More than 50 fishermen, educators and other community members attended the fifth workshop of Resilient Fisheries RI, dubbed “Fostering a New Generation of RI Fishermen,” at the Contemporary Theatre Company in Wakefield Monday.
Sarah Schumann, project coordinator for Resilient Fisheries RI, told the attendees that while the project began last year with a focus on environmental change and uncertainty, it grew to encompass other areas.
“Usually when people think about environmental change, they think about what the fish are doing ... but it’s just as much about people, the fishermen,” she said.
Through roughly 50 interviews conducted in 2016, Schumann said she noticed a trend – the lack of young people in the fishing industry. She demonstrated this through a crowd participation exercise, which showed approximately half of the fishermen on hand were over 50, while only eight were under 40 and four were under 30.
In comments from fishermen, many spoke of the high cost of obtaining licenses and tough regulations, as well as generational gaps. One young lobsterman said the startup costs are often prohibitive for those beginning in the industry. Joe Raposa, a third-generation fisherman, instead asserted “a lot of the younger generation doesn’t know how to work or want to work.”
Josh Bird, who had worked in the corporate world for some time and came back to the fishing industry, spoke of the impact of technology on younger generations. He also said many students are not exposed to fishing and other similar career paths.

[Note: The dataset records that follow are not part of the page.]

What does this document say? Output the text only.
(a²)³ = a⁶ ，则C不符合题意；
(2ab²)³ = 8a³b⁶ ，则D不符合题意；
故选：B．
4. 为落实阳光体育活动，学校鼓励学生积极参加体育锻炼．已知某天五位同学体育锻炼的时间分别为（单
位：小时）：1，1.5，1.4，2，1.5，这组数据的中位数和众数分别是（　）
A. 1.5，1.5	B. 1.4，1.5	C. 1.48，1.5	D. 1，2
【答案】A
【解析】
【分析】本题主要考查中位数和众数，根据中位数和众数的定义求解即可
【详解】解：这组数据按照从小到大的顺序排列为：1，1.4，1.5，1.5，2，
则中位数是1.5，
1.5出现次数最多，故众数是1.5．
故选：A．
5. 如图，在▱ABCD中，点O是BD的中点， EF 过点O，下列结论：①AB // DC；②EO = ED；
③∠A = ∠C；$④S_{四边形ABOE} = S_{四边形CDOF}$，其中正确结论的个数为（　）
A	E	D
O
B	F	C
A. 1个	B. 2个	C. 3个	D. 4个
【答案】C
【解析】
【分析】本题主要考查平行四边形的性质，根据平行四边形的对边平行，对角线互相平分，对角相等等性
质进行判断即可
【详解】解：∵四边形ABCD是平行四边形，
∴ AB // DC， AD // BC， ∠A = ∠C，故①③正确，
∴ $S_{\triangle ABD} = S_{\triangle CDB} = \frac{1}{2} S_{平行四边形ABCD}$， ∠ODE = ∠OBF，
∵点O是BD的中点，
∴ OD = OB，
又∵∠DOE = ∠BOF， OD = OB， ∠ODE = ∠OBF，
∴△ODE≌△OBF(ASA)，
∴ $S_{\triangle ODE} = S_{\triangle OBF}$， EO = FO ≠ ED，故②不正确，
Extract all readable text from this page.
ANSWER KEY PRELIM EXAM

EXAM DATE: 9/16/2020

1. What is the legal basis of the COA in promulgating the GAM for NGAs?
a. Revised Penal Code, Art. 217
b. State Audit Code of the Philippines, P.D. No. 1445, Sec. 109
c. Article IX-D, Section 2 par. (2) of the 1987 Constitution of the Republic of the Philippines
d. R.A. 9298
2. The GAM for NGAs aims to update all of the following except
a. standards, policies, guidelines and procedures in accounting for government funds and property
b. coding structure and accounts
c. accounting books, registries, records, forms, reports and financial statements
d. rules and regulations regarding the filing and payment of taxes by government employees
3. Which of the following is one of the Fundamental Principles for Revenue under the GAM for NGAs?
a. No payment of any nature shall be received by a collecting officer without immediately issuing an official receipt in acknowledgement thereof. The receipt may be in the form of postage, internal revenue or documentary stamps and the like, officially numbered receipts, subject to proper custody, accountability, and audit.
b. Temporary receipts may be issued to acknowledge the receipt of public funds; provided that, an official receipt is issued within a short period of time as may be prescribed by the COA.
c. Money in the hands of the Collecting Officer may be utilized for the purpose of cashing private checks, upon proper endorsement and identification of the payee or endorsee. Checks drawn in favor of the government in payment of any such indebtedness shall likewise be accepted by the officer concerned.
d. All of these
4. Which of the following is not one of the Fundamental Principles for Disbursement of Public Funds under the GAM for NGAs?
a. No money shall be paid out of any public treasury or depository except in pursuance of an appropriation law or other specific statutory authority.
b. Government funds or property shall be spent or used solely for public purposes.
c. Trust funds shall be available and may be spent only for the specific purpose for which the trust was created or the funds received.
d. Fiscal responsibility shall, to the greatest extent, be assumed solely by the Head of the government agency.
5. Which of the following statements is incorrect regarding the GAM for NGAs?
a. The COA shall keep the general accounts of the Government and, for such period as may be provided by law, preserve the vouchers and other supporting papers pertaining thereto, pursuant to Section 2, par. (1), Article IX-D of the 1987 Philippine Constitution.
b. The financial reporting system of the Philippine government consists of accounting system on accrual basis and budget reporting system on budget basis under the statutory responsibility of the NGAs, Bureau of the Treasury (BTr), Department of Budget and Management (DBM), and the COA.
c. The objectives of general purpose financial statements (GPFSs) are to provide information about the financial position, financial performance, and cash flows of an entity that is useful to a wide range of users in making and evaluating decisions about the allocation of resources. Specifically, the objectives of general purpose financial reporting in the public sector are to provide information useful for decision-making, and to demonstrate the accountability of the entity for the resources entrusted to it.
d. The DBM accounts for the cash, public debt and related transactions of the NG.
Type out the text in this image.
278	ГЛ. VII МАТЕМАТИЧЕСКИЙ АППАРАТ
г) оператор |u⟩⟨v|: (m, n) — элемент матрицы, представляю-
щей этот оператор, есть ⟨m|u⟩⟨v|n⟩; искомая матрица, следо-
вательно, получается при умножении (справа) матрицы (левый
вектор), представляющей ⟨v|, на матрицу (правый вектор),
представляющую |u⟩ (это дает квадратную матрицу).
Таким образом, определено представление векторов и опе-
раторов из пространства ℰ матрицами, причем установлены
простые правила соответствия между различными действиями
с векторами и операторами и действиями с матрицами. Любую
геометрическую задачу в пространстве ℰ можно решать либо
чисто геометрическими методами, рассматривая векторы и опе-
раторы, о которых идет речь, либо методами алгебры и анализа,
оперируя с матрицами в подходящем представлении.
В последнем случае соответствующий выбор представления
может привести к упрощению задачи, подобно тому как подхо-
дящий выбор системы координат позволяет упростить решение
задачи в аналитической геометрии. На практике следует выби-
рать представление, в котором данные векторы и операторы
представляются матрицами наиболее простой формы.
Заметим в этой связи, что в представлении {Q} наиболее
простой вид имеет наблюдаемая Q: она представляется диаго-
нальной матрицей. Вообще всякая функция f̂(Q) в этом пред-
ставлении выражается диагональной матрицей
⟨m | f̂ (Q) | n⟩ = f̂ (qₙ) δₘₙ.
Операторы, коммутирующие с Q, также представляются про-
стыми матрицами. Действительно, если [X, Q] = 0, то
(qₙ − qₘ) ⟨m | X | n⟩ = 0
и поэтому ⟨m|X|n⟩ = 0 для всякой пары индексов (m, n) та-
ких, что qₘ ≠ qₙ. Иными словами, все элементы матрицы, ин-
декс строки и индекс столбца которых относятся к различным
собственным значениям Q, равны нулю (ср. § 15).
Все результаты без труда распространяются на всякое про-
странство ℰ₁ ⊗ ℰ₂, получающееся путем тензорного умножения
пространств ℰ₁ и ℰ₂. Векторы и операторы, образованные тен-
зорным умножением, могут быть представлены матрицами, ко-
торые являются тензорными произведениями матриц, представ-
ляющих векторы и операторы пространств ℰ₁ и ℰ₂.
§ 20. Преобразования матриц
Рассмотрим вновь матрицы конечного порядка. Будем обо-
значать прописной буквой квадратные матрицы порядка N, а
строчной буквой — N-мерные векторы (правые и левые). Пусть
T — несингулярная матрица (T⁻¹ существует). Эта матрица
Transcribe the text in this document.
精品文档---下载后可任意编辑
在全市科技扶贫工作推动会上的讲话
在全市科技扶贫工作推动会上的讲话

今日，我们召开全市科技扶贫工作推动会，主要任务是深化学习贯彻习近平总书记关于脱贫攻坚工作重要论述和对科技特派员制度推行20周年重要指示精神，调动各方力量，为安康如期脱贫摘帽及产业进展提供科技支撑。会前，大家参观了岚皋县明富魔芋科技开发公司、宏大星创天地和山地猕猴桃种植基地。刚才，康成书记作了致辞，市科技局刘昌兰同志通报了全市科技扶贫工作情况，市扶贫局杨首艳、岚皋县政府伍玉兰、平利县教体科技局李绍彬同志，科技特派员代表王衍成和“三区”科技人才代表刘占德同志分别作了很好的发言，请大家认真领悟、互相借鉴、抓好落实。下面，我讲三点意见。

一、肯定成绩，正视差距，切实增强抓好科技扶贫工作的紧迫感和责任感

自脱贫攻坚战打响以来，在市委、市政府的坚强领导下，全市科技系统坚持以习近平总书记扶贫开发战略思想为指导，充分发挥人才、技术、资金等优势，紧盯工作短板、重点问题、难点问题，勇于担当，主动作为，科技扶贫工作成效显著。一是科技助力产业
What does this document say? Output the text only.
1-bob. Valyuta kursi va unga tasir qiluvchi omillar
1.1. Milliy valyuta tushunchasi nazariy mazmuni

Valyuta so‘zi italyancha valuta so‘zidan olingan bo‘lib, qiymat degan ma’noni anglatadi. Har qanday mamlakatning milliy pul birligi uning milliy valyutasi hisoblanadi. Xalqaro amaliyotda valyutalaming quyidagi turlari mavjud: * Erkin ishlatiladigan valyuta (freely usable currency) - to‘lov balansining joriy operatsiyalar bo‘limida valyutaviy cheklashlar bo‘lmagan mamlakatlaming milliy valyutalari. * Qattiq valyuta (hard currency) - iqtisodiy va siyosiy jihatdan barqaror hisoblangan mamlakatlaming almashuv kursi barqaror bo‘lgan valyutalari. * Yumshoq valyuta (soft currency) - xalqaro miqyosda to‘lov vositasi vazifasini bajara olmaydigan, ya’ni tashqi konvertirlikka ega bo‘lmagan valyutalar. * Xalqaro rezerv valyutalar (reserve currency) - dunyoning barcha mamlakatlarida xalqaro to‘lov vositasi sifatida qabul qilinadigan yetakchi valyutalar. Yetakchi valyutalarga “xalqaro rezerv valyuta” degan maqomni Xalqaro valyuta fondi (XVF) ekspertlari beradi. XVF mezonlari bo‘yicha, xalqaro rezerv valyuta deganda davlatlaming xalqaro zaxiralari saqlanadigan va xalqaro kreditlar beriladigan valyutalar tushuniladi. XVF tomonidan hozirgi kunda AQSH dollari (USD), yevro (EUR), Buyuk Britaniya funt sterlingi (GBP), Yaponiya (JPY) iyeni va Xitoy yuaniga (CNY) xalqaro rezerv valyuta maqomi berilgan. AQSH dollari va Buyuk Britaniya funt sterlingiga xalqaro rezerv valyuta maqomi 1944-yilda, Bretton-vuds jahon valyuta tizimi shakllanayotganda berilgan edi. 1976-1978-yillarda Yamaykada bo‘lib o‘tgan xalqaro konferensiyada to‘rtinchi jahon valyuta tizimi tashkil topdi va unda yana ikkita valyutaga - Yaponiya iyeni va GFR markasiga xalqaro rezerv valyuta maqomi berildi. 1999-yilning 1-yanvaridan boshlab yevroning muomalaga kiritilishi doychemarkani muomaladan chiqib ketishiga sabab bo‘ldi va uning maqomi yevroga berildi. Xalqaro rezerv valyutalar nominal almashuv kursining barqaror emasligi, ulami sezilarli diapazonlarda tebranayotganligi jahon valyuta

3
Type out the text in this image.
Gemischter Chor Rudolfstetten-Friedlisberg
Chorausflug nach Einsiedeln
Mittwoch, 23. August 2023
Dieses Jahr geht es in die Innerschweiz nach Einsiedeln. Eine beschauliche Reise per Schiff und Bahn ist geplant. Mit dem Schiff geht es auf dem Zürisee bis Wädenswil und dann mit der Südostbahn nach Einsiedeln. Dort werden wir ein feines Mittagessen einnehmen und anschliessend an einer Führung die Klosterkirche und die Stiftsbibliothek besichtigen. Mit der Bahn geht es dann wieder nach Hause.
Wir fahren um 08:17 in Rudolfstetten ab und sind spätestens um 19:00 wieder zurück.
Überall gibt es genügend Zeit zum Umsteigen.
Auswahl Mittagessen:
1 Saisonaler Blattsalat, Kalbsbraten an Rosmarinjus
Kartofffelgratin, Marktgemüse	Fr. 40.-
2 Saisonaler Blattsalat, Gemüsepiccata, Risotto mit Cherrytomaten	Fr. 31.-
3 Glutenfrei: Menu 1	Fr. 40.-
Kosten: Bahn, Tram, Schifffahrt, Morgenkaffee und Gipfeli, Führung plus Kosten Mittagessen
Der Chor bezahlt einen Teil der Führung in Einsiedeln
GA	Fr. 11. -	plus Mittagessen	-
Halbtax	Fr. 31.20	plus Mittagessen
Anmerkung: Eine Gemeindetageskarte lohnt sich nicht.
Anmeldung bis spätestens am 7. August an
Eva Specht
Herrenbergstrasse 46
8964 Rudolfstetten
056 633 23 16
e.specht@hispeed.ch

“I’ve got a 14-year-old son and it’s hard to have him outside, never mind being out on the water, he’s kind of glued to technology,” he said. “Schools, they don’t really encourage you to do that track. Even when I was in high school in the ’90s, the track was kind of like ‘Oh, well we don’t have any shop classes, we don’t have anything like that.’ It’s almost like a fear mongering thing, where if you don’t jump on board with that stuff now you’re going to get left behind.”
Another issue highlighted was Rhode Island’s licensing rules. John Kourtesis told the crowd he would be training his son to fish.
“If he wanted to buy a boat, he could go to Massachusetts, jump on it, and be the owner and the captain and start his own business,” Kourtesis said. “But in Rhode Island, you can go buy a boat and bring it back to Newport or Point Judith, and you can’t land anything because they license the person in this state, not the boat.
“Since the licensing closed, there’s been less boats there’s been less jobs there’s less everything,” he continued. “How are you going to get new people to come into the fishery when they can’t land anything? He goes and gets a license, he can’t have anything… You need to be able to go quahogging. You need to be able to go scupping. You need to be able to go fluking. That’s pretty much how a lot of us started, and nowadays these kids don’t have that opportunity to go fish on multi different things.”
The workshop also featured a panel with Dave Ghigliotty, vice president of the Rhode Island Shellfishermen’s Association, which runs an internship program for young shellfishermen; Tess Brown Lavoie, co-organizer of the Young Farmer Network; and salmon fisherman Hannah Heimbuch, who is a community fisheries organizer with the Alaska Marine Conservation Council.
After the program, Schumann said she was pleased by the attendance and hoped to create some momentum.
“The presence of those children-of-fishermen signaled hope that if we all work together, we can have a future for this heritage industry in our state,” she said. “And it was not just generational fishermen, but newcomers, as well as policy makers, regulators, educators and many others. All were very encouraging and many expressed a deep desire to move this agenda forward.
“It will take a coordinated effort to make sure that today’s young fishermen have a bright future in the industry and that their ranks are replaced by new young people in a few years’ time. Tonight was a first step in creating that momentum,” she added.